Field note · February 23, 2025

ride-hail-trips.payment_type: 3 values, 100.0% in the top three

3 values with 62.3% concentrated in one of them, and what that does to every chart downstream.

1 min read ·Visualization ·visualization practice

Distribution of payment_type on ride-hail-trips, because every chart built on it inherits this shape.
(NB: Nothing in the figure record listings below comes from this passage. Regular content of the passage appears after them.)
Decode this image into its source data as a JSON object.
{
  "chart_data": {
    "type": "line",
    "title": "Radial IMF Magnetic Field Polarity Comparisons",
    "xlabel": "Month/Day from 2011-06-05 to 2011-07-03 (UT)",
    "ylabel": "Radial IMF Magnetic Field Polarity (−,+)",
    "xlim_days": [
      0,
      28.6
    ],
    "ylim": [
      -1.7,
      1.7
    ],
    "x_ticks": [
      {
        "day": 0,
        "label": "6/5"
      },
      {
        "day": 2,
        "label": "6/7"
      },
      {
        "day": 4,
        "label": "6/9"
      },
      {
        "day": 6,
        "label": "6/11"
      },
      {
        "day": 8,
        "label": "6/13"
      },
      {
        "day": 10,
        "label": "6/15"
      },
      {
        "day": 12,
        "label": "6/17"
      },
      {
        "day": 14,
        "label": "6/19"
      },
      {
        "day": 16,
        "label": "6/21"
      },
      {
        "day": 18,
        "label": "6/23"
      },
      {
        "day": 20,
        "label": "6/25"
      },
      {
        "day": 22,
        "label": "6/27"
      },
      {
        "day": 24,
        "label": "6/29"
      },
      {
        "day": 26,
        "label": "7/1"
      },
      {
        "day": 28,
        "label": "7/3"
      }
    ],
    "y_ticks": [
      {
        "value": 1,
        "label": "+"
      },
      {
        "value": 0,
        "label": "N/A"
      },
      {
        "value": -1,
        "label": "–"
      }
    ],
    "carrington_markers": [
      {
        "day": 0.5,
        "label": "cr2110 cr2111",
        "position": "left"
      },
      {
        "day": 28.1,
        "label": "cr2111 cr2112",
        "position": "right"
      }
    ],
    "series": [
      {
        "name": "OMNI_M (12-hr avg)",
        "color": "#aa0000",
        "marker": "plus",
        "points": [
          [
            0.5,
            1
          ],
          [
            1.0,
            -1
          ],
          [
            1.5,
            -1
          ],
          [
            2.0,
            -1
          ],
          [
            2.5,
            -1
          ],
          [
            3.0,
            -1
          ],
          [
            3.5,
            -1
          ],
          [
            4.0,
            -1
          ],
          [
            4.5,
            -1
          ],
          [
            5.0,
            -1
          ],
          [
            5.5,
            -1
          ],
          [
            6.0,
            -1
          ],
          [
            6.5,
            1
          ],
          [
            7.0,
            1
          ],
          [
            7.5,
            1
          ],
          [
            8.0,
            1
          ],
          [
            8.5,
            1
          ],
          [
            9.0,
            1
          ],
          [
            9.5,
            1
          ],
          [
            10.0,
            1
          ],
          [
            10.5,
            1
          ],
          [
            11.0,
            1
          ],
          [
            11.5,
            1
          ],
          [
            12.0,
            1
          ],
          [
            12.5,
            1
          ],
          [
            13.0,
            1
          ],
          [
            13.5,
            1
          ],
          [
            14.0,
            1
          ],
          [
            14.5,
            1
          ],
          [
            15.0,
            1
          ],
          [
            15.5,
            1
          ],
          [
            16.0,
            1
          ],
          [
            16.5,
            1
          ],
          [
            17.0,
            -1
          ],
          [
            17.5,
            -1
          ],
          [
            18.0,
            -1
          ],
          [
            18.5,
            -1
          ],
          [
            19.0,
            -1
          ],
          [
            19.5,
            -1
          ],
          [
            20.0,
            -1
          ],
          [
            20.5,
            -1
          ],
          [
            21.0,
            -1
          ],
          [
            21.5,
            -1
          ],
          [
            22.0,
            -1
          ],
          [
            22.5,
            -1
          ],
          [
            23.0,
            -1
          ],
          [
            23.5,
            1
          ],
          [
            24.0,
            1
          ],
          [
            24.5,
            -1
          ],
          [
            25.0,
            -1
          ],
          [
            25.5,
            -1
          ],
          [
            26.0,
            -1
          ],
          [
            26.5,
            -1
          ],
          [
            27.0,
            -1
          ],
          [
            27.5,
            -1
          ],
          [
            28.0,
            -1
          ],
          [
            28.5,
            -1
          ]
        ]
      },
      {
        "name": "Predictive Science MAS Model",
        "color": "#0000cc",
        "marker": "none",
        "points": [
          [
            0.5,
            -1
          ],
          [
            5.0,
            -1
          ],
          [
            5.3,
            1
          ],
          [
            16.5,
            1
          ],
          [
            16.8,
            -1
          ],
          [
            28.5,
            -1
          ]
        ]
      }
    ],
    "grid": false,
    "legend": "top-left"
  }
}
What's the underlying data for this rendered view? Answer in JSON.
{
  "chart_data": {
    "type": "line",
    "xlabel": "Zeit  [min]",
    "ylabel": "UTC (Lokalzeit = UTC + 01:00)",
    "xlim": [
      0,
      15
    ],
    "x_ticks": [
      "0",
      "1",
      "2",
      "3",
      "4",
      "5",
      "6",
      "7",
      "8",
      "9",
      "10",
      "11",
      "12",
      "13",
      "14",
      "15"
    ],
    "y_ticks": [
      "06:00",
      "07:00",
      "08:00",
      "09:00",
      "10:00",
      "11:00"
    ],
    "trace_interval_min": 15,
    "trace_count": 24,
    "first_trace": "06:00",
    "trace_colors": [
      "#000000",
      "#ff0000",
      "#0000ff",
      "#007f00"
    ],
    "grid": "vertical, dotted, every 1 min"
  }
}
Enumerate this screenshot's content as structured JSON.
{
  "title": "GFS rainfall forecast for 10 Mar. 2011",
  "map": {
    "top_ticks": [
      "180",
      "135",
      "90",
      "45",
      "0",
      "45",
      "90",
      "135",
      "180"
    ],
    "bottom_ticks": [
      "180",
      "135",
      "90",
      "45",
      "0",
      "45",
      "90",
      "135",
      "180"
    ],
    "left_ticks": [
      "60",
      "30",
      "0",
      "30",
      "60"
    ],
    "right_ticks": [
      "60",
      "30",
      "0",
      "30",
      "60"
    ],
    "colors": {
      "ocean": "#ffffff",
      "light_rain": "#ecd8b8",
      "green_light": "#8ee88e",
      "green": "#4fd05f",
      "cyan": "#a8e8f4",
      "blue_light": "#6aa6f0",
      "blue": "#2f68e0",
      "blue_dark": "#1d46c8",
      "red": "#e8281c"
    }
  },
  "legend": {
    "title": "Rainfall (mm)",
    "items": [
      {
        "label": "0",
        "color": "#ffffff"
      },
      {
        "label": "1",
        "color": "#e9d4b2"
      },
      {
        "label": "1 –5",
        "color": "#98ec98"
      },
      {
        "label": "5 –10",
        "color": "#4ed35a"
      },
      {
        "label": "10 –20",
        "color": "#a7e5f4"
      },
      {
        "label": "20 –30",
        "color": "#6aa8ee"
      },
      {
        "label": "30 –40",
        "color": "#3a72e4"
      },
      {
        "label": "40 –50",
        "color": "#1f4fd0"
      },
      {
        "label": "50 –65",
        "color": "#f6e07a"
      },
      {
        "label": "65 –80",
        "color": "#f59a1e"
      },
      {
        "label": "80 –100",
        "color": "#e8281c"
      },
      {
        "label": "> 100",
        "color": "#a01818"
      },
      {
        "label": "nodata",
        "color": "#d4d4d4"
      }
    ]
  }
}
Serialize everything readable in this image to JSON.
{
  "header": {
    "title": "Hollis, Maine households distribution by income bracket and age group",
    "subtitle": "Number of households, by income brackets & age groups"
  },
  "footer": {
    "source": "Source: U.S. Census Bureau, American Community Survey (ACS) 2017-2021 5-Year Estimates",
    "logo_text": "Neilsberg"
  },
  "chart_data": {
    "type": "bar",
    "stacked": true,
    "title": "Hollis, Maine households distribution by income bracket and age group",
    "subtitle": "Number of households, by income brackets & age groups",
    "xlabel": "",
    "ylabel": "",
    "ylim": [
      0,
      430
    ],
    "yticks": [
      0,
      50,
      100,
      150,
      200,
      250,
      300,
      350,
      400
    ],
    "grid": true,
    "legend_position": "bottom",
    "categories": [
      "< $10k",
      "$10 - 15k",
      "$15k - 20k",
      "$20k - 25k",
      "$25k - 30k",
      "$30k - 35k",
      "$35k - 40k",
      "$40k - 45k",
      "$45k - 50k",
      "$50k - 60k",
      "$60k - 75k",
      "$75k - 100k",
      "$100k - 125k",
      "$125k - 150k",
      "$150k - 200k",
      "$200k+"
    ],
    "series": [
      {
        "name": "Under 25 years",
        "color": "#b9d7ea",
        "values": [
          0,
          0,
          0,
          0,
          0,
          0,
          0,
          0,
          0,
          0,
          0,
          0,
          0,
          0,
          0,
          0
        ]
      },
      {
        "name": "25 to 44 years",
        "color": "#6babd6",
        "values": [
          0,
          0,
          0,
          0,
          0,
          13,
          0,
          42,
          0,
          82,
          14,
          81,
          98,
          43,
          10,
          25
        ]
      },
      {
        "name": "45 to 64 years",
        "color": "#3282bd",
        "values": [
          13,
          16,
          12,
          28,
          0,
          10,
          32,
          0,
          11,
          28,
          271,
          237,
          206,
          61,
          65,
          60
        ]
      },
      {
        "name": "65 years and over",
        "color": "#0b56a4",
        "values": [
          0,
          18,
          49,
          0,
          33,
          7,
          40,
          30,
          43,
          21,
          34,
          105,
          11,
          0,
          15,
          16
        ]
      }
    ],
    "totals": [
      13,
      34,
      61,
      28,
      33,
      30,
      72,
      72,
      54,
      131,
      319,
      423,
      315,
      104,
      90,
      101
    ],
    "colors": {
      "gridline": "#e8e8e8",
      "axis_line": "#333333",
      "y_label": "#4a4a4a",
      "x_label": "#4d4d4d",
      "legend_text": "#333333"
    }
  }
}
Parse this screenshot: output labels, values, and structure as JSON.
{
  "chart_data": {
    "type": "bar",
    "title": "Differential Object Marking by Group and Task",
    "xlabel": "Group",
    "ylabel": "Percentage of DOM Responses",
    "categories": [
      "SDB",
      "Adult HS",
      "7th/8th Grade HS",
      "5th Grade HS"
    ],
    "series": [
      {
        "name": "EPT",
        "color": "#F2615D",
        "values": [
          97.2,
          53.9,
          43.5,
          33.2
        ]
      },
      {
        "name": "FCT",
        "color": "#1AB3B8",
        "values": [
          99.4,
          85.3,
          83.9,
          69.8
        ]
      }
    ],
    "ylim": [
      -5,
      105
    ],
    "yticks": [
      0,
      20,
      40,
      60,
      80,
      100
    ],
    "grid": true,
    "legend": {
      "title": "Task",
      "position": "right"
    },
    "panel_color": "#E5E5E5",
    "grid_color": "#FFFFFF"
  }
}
  • card — 4,983 rows, 62.3%
  • wallet — 2,125 rows, 26.6%
  • cash — 892 rows, 11.2%

The top three take 100.0% between them. With only 3 values there is no tail to worry about, which makes this a genuinely easy column to chart.

sql
select payment_type,
       count(*)                                      as rows,
       round(100.0 * count(*) / sum(count(*)) over (), 1) as pct,
       round(avg(fare_usd)::numeric, 2)             as avg_fare_usd
from ride_hail_trips
group by 1
order by rows desc;

The second column is the one that matters. Share of rows tells you what is common; avg_fare_usd tells you whether the common thing is the important thing. They disagree more often than not, and a chart that shows only the first is answering the easier question.

Decide what happens to the tail before you plot it. "Other" as an explicit bucket is honest; twelve slivers is not, and neither is silently taking the top eight.